One young woman completed an Illinois Job Corps program and when she applied for her pharmacy technician license, the licensing agency learned that she had an “aggravated battery” on her record, said Carolyn Frazier, an attorney and clinical law professor with the Children and Family Justice Center at Northwestern University School of Law. The girl was involved in a fight with other girls at school and was never charged with a crime, yet in some database, her arrest was listed without any dispositional information. Similarly, young man working as a janitor at a Chicago public school was fired after one of his annual background checks showed two arrests. Neither resulted in delinquency petitions or a finding of guilt.
As Frazier put it, we’re in a “brave new world of data integration” where municipalities small and large are sharing information with one another, the state, and the federal government.

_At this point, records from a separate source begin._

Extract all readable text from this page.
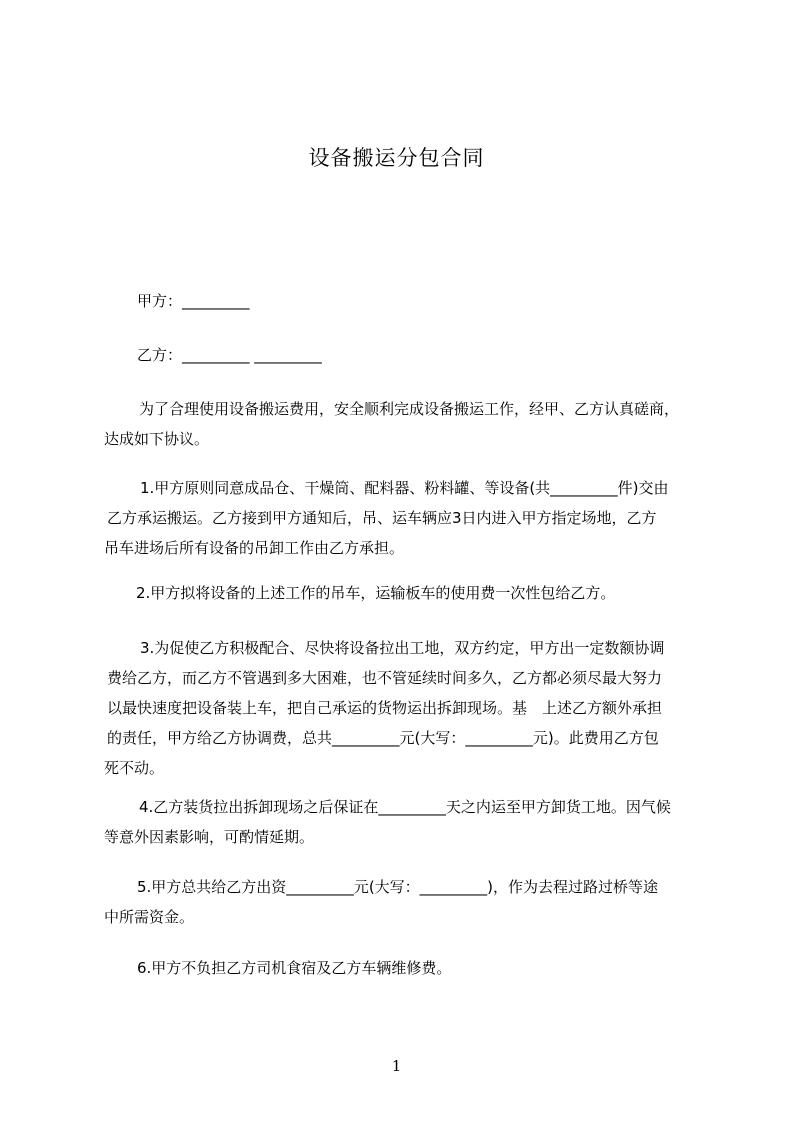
设备搬运分包合同
甲方：_________
乙方：_________ _________
为了合理使用设备搬运费用，安全顺利完成设备搬运工作，经甲、乙方认真磋商，
达成如下协议。
1.甲方原则同意成品仓、干燥筒、配料器、粉料罐、等设备(共_________件)交由
乙方承运搬运。乙方接到甲方通知后，吊、运车辆应3日内进入甲方指定场地，乙方
吊车进场后所有设备的吊卸工作由乙方承担。
2.甲方拟将设备的上述工作的吊车，运输板车的使用费一次性包给乙方。
3.为促使乙方积极配合、尽快将设备拉出工地，双方约定，甲方出一定数额协调
费给乙方，而乙方不管遇到多大困难，也不管延续时间多久，乙方都必须尽最大努力
以最快速度把设备装上车，把自己承运的货物运出拆卸现场。基　上述乙方额外承担
的责任，甲方给乙方协调费，总共_________元(大写：_________元)。此费用乙方包
死不动。
4.乙方装货拉出拆卸现场之后保证在_________天之内运至甲方卸货工地。因气候
等意外因素影响，可酌情延期。
5.甲方总共给乙方出资_________元(大写：_________)，作为去程过路过桥等途
中所需资金。
6.甲方不负担乙方司机食宿及乙方车辆维修费。
1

State police used to send information to the FBI, but that practice ended three years ago.
And the root of the harm:
Like other juvenile justice advocates, Frazier would like to see a legislative commission established to get to the root of why and how confidential information involving minors is being released.
As long as juvenile records are obtained and trafficked by unethical data purveyors, the eventual expungement of that record can have limited value.
Think of it this way: if someone discovers a lie about you in a database on a Tuesday (like the woman with an “aggravated battery” on her record who was never charged with a crime) and that lie is copied to a new database, owned by an unscrupulous data merchant, and the lie is removed from that database on a Wednesday (a successful expungement), the lie from Tuesday still exists, and can still cause harm.
We’ve got to get at the root.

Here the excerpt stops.